Sicarius did not disagree with this supposition.
“Shall we check?” Amaranthe pointed into the tunnel. “If the boring team did breach the Barracks grounds before this happened—” she tilted her head toward the corpse in view, “—it may be an unguarded way in. I’d prefer not to alert the shaman of our entrance, and if I’m understanding the wards correctly, that could happen even if we find a way to bypass the alarm.”
“It could,” Akstyr admitted.
“What if this entrance is guarded by makarovi?” Yara asked. “That’s worse than a shaman.”
“First Marblecrest’s troops and now makarovi.” Sespian sighed. “My poor cat hasn’t got a chance.”
Amaranthe looked around at everyone, holding Sicarius’s gaze a little longer. He nodded. Neither option was amazingly better than the other, and they needed to get on with their mission. The only unfortunate bit would be if this involved walking a mile to a dead end and having to backtrack, but it was worth the risk if it offered them a chance to learn more of the makarovi—such as if these beasts wore shamanic control collars like the ones in the dam had. If one of the contenders for the throne controlled such creatures, Starcrest would want that information. Sicarius had picked up five distinctly different prints from five different creatures before he’d stopped counting.
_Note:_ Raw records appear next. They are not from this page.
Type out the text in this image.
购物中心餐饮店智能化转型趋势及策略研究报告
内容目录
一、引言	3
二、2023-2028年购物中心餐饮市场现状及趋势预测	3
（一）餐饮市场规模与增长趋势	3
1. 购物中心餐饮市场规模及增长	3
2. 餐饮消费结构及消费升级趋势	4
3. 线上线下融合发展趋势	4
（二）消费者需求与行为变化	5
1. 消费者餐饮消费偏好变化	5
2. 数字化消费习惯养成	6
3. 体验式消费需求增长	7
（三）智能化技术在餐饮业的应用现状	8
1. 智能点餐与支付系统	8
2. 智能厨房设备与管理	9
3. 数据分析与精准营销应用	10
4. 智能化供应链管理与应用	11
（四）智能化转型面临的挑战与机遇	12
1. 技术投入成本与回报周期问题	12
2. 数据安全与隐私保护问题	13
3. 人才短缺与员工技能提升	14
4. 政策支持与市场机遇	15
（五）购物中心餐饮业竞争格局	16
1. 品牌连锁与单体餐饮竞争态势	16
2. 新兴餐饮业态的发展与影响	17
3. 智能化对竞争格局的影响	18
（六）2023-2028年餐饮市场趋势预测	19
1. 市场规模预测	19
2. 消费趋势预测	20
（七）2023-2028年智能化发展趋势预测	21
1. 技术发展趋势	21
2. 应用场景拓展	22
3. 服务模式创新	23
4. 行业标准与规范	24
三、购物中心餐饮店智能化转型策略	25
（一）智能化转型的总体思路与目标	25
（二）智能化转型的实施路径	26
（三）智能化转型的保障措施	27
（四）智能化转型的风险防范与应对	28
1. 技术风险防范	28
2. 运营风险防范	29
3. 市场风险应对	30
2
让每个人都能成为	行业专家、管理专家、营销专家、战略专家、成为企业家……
As powerful as the makarovi were, even a force that small could have an impact in a wartime situation.
“We’ll try it.” Amaranthe took a step to lead the way into the tunnel.
Sicarius cut her off, gliding into the point position. Under many circumstances, he’d accept her going first, but not when dealing with monsters that preferred the taste of human women. She didn’t object to his usurpation of the lead spot, and he trotted ahead, wanting to feel and smell the tunnel with senses that were superior to sight in such poor lighting. If makarovi raced down the passage toward him, he’d be the first to know it.
• • •
Amaranthe judged they’d walked about a half mile when she caught up to Sicarius. He’d stopped in the middle of the passage, his back rigid, his eyes forward, as if he were a statue. The rest of the team had been walking behind her, their lights bobbing on the dirt-and-rock walls, and they too halted.
“What is it?” she whispered, though she knew there was no point. He’d tell her when he’d fully processed whatever he’d heard or smelled.
“Nothing new,” Sicarius said without turning around, “but the scent is growing alarmingly strong.”
Basilard s
tepped up to Amaranthe’s shoulder. I concur. We may run into their den before we reach the end of the tunnel. Perhaps discovering it is what caused the excavation to stop.
Amaranthe detected the musky scent now, too, and memories shivered through her, excruciating memories. We beat them last time, she reminded herself. Of course the layout of the dam had given them time to enact a plan. Meeting them head on in the tunnel would not offer that same time.
“I will continue,” Sicarius said. “Wait here.”
“Sicarius, wait—” she started, but he was already jogging away. Running away.
Amaranthe was tempted to run after him. To lose him now, when they were so close to… having a full-on, grownup real people’s relationship… She sighed.
“I’m sure he’ll be fine,” Sespian said, stepping up to her other side. “I’ve seen him run. He’s quite the sprinter. He should have been an athlete in the Imperial Games instead of an assassin.”
We already have a competition-winning athlete in the group, Basilard signed.
“Yes, we do.” Amaranthe patted him on the shoulder, though she didn’t take her gaze from the tunnel ahead. “Let’s keep going. We’ll walk while he runs. He’ll still see whatever there is to see first.”
“As if there were… another option… than walking,” Maldynado grunted. “Anyone else want to take a turn at carrying this thing?”